A riguardo, lo stesso Frédéric Panaïotis su nostra diretta domanda rispetto a quanto “attendere” questo Dom Ruinart 2009, evidenzia: “È sempre difficile fare una previsione, ma dalla mia esperienza direi che dovrebbe trovare la sua espressione migliore nei prossimi cinque anni. Poi, dipende chiaramente cosa si ricerca al suo massimo: in questo momento, ad esempio, il richiamo di frutti è straordinario. Poi, tra cinque anni, verterà più su sentori tostati, bellissimo racconto di uno Chardonnay con maggiore maturazione”.

Non possiamo che condividere il giudizio su quel che oggi è ancora un “bambino” e che sicuramente tra cinque (forse anche 10) anni rivelerà il suo volto più bello. Perché i veri amanti dello Champagne sanno aspettare. E se queste sono le premesse, ci aspettiamo davvero grandi cose da te, Dom Ruinart 2009.

One more thing…

“Lo champagne Ruinart si può consumare dalle nove della mattina alle nove della mattina successiva”. Le parole di colui che dopo la Seconda Guerra Mondiale fu il volto e l’anima dietro alla rinascita della più antica Maison di Champagne, Bertrand Mure, hanno risuonato all’inizio del nostro primo incontro con il Dom Ruinart 2009, permanendo come sottofondo per l’intera durata della presentazione. Ma se la cuvée de prestige è stata l’assoluta protagonista di questo appuntamento che ha avuto come ospite d’onore lo chef de cave Frédéric Panaïotis ed è stato guidato dalla brand manager Silvia Rossetto, non minore attenzione va riservata a quel che si è dimostrato esserne il perfetto accompagnamento.
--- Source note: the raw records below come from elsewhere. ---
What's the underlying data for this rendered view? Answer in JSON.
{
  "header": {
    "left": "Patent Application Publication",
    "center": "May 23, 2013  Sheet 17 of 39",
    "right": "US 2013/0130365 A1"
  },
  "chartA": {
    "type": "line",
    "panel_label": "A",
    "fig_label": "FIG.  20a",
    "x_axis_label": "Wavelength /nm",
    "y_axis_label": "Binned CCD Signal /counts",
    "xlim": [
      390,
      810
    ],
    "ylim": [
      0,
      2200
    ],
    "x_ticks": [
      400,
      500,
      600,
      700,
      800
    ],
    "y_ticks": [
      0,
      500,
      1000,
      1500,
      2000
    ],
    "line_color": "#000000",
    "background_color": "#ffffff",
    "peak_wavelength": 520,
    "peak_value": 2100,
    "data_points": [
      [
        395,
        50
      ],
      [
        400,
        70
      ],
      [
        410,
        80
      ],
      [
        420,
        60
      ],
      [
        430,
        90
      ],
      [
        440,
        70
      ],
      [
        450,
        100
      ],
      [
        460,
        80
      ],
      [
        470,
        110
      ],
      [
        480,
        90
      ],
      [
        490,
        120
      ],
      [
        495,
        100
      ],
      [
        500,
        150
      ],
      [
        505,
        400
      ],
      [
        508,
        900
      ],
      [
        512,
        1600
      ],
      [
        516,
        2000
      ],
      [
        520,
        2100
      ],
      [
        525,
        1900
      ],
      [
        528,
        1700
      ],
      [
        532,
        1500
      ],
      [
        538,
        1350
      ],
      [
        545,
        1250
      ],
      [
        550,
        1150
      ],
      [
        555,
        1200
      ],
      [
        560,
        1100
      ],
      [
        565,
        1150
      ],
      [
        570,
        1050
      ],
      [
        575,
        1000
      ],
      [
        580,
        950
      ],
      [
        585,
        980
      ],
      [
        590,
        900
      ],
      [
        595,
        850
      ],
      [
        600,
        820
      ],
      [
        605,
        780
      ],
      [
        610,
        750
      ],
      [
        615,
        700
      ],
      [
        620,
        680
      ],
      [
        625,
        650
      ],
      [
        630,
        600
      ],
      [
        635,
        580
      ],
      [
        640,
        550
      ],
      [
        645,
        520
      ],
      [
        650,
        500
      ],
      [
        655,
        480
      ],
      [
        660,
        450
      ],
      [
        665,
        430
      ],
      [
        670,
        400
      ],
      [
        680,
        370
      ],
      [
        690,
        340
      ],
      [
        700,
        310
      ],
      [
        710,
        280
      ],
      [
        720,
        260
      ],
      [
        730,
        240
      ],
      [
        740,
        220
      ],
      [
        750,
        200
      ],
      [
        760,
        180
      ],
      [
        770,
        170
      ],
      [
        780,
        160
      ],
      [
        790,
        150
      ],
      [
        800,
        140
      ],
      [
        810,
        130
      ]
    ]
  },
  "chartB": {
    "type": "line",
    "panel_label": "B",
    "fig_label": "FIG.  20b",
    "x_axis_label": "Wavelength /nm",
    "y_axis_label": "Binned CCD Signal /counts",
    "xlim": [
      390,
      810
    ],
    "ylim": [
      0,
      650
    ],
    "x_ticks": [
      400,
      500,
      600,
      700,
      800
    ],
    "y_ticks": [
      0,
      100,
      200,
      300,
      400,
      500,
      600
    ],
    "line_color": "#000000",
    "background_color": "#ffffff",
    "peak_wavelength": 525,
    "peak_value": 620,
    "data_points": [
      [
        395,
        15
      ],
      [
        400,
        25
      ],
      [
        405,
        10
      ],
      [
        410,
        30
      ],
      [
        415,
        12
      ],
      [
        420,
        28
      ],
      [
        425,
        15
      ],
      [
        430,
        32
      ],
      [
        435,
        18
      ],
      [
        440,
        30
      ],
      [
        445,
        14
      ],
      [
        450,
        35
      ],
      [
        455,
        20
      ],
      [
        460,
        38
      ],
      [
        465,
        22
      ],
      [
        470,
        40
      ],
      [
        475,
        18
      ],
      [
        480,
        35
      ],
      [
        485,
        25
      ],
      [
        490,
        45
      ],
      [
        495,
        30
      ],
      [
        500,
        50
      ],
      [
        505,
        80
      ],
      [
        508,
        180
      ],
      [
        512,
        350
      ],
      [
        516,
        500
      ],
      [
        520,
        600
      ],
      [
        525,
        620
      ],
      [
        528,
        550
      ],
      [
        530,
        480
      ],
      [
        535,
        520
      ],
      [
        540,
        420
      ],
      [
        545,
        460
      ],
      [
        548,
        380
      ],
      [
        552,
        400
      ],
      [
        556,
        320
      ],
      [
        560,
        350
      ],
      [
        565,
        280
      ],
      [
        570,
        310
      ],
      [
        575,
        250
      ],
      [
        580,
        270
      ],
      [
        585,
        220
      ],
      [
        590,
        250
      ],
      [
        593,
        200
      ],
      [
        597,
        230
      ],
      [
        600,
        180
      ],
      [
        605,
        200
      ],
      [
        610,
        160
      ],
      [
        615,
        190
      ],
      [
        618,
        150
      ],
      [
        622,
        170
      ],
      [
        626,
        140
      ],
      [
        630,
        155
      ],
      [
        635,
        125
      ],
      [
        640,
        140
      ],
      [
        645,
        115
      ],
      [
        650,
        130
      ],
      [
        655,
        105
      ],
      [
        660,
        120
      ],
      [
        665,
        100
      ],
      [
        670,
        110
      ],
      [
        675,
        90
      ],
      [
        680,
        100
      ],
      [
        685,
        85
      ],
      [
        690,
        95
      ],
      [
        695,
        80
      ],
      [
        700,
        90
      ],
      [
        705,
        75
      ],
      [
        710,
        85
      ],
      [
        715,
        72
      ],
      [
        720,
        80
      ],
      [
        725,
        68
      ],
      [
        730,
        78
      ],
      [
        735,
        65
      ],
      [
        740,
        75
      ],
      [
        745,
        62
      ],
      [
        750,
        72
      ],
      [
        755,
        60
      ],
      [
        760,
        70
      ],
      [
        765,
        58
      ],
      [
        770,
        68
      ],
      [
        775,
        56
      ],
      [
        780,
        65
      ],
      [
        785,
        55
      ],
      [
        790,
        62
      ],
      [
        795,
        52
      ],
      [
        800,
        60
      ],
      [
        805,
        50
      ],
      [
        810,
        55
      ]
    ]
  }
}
All’inizio di questo articolo si parlava di stile ed eleganza. E l’attenzione per ogni dettaglio ha realmente scandito la #ChampagneBreakfast con cui Ruinart ha svelato all’Italia la nuova annata della sua punta di diamante. A partire da una box studiata su misura per contenere tutto il necessario per questa inusuale “colazione”, al cui interno ha fatto capolino anche il Ruinart Blanc de Blancs Second Skin, interpretazione della Maison cui ci ripromettiamo di dedicare in futuro uno specifico approfondimento per raccontare, in primis, quel che ne è l’interessantissimo impegno nella promozione di una Champagne ancor più sostenibile. Ma il racconto non si conclude con l’unboxing.

La box del delivery della Ruinart #ChampagneBreakfast: un'eleganza distintiva e quasi eterea
La box del delivery della Ruinart #ChampagneBreakfast: un’eleganza distintiva e quasi eterea

La #ChampagneBreakfast Ruinart, infatti, è stata anche esaltazione della raffinata capacità di uno chef, Eugenio Boer, patron del ristorante Bu:r di Milano, nel saper individuare con straordinaria minuzia abbinamenti studiati per porsi al meglio “al servizio” del grande protagonista di giornata: il Dom Ruinart 2009. E così, a susseguirsi è stato un turbinio di sapori e accostamenti brillanti, che a partire dalla Torta di rose al culatello di Zibello, passando per i Macaron al Parmigiano Reggiano e le Chips di carote di Polignano a Mare con maionese di caviale, caffè e sette pepi, proseguendo con la Focaccia ripiena di mortadella al tartufo nero e concludendo con la Veneziana classica e marmellata di melograno, lamponi, rose e pepe di Sichuan, ha scandito il tempo della lunga chiacchierata alla ricerca dell’anima della nuova annata, esprimendo parallelamente un’interpretazione di delivery che merita un plauso e una segnalazione. Santé!